His point hints at a bigger potential casualty of the Trump administration’s Huawei campaign: American ingenuity. Certainly, the US’s has much greater innovative capacity. But excising Huawei and other Chinese tech companies from America’s technological ecosystem means blocking those tiny iterative exchanges that happen across borders—and that are the ultimate engines of innovation. Thwarting China’s technological progress limits the nation’s long-term economic potential. And, inevitably, America’s too.
Would Trump’s reversal on the export ban—if that truly comes to pass—keep the global tech value chain intact? Probably not. That’s because Huawei, well aware that the US government had a target on its back, has been furiously trying to develop its own hardware and software, to free it from this exact vulnerability. In early June, a Huawei spokesperson said the company was on track to launch a new operating system in China by the end of 2019, with a worldwide rollout coming in 2020. It’s not clear how quickly it’s gaining ground on chip-designing capabilities, but it’s already one of China’s strongest companies on that front.
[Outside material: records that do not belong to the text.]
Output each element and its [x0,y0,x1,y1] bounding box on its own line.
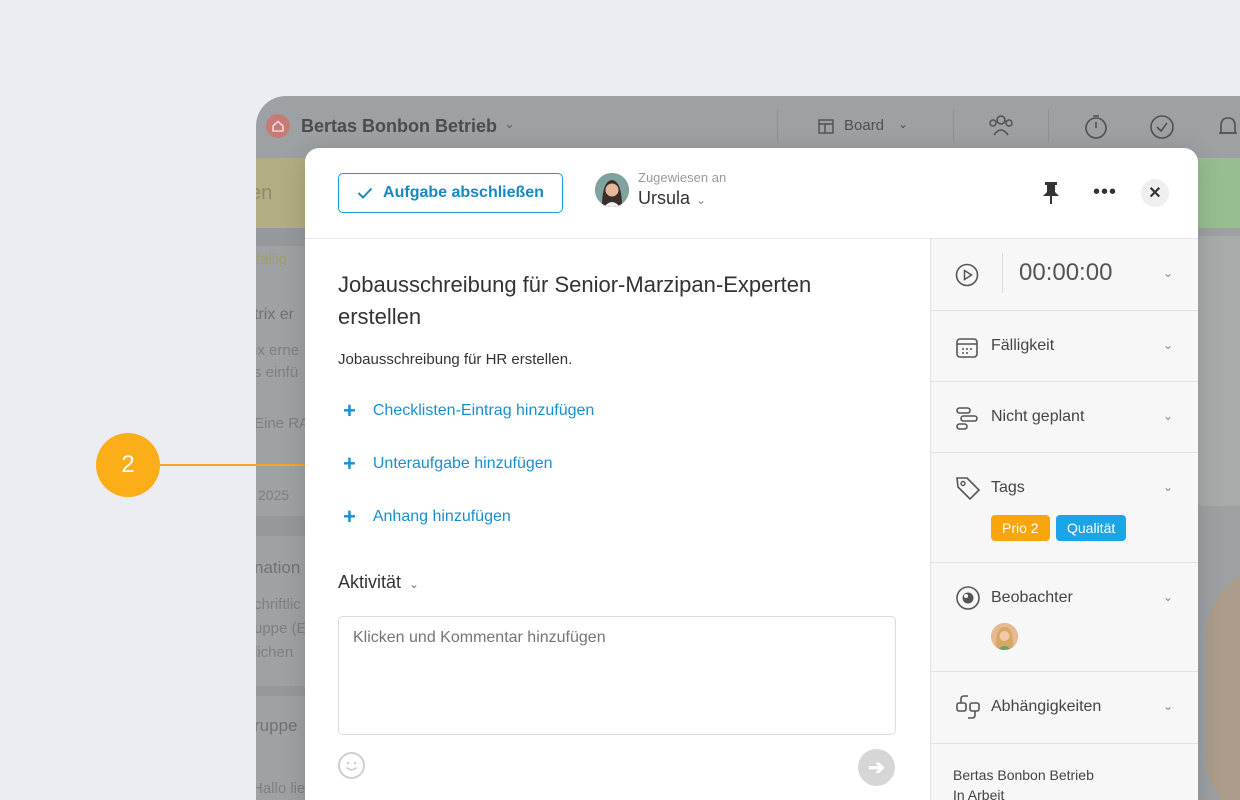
bg-text: uppe (E [256,620,307,637]
dependencies-label: Abhängigkeiten [991,698,1102,715]
calendar-icon [955,335,979,364]
team-icon[interactable] [987,113,1015,144]
chevron-down-icon: ⌄ [1163,480,1174,494]
chevron-down-icon: ⌄ [1163,409,1174,423]
tags-row[interactable]: Tags ⌄ [931,453,1198,563]
schedule-label: Nicht geplant [991,408,1085,425]
bg-text: ix erne [256,342,300,359]
chevron-down-icon: ⌄ [409,577,420,591]
dependencies-row[interactable]: Abhängigkeiten ⌄ [931,672,1198,744]
bg-text: lichen [256,644,294,661]
bg-text: s einfü [256,364,299,381]
task-main-panel: Jobausschreibung für Senior-Marzipan-Exp… [305,239,930,800]
pin-icon[interactable] [1041,181,1061,210]
activity-toggle[interactable]: Aktivität ⌄ [338,572,419,593]
tag-icon [955,475,981,506]
watchers-label: Beobachter [991,589,1073,606]
divider [777,110,778,142]
add-subtask-label: Unteraufgabe hinzufügen [372,455,553,472]
complete-task-button[interactable]: Aufgabe abschließen [338,173,563,213]
avatar [991,623,1018,650]
bg-text: nation [256,558,301,577]
timer-value: 00:00:00 [1019,259,1113,286]
chevron-down-icon: ⌄ [504,116,515,131]
more-options-icon[interactable]: ••• [1093,182,1117,202]
divider [953,110,954,142]
comment-input[interactable] [338,616,896,735]
timer-row[interactable]: 00:00:00 ⌄ [931,239,1198,311]
bg-text: Hallo lie [256,780,306,797]
tag-badge[interactable]: Prio 2 [991,515,1050,541]
emoji-icon[interactable] [338,752,365,779]
view-switcher[interactable]: Board [844,117,884,134]
eye-icon [955,585,981,616]
project-name[interactable]: Bertas Bonbon Betrieb [953,767,1094,783]
bg-text: 2025 [258,487,290,503]
add-attachment-label: Anhang hinzufügen [372,508,511,525]
send-icon[interactable]: ➔ [858,749,895,786]
schedule-icon [955,406,979,435]
add-subtask-button[interactable]: + Unteraufgabe hinzufügen [343,451,553,476]
callout-badge: 2 [96,433,160,497]
assigned-caption: Zugewiesen an [638,170,727,185]
bg-text: chriftlic [256,596,301,613]
chevron-down-icon: ⌄ [1163,590,1174,604]
check-circle-icon[interactable] [1148,113,1176,146]
plus-icon: + [343,398,356,423]
modal-header: Aufgabe abschließen Zugewiesen an Ursula… [305,148,1198,239]
bg-text: trix er [256,306,294,323]
task-sidebar: 00:00:00 ⌄ Fälligkeit ⌄ Nicht geplant ⌄ … [930,239,1198,800]
bg-text: fällig [256,251,287,268]
tag-badge[interactable]: Qualität [1056,515,1127,541]
stopwatch-icon[interactable] [1082,113,1110,146]
task-title[interactable]: Jobausschreibung für Senior-Marzipan-Exp… [338,269,898,333]
play-icon[interactable] [955,263,979,292]
board-icon [818,119,834,139]
bg-text: Eine RA [256,415,310,432]
chevron-down-icon: ⌄ [696,193,707,207]
due-date-row[interactable]: Fälligkeit ⌄ [931,311,1198,382]
check-icon [357,187,373,199]
assignee-selector[interactable]: Zugewiesen an Ursula ⌄ [595,170,726,209]
watchers-row[interactable]: Beobachter ⌄ [931,563,1198,672]
chevron-down-icon: ⌄ [1163,699,1174,713]
background-card [1196,236,1240,506]
home-icon [266,114,290,138]
divider [1048,110,1049,142]
background-card [256,246,306,516]
project-status[interactable]: In Arbeit [953,787,1004,800]
dependencies-icon [955,694,981,725]
divider [1002,253,1003,293]
column-header-text: en [256,182,273,204]
bell-icon[interactable] [1214,113,1240,146]
complete-task-label: Aufgabe abschließen [383,184,544,201]
due-date-label: Fälligkeit [991,337,1055,354]
workspace-name[interactable]: Bertas Bonbon Betrieb [301,116,497,137]
task-detail-modal: Aufgabe abschließen Zugewiesen an Ursula… [305,148,1198,800]
plus-icon: + [343,451,356,476]
close-icon[interactable]: ✕ [1141,179,1169,207]
schedule-row[interactable]: Nicht geplant ⌄ [931,382,1198,453]
assignee-name: Ursula [638,188,691,208]
add-checklist-label: Checklisten-Eintrag hinzufügen [372,402,595,419]
avatar [595,172,629,207]
bg-text: ruppe [256,716,298,735]
chevron-down-icon: ⌄ [1163,338,1174,352]
column-header [1196,158,1240,228]
add-attachment-button[interactable]: + Anhang hinzufügen [343,504,511,529]
add-checklist-button[interactable]: + Checklisten-Eintrag hinzufügen [343,398,595,423]
chevron-down-icon: ⌄ [898,117,909,131]
plus-icon: + [343,504,356,529]
chevron-down-icon: ⌄ [1163,266,1174,280]
tags-label: Tags [991,479,1025,496]
background-decoration [1206,566,1240,800]
task-description[interactable]: Jobausschreibung für HR erstellen. [338,351,572,368]
activity-label: Aktivität [338,572,402,592]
By making that technological leap an existential matter, Trump will only intensify Huawei’s effort to advance.
That effort may well fail anyway. But if Wang is right, killing Huawei won’t snuff out China’s innovative potential. Even if the firm crumbles, its expertise and know-how will outlive it, forming new enterprises and industrial clusters—and, eventually, new ideas. What Huawei’s future will likely influence is whether Americans stand to benefit from those innovations at all.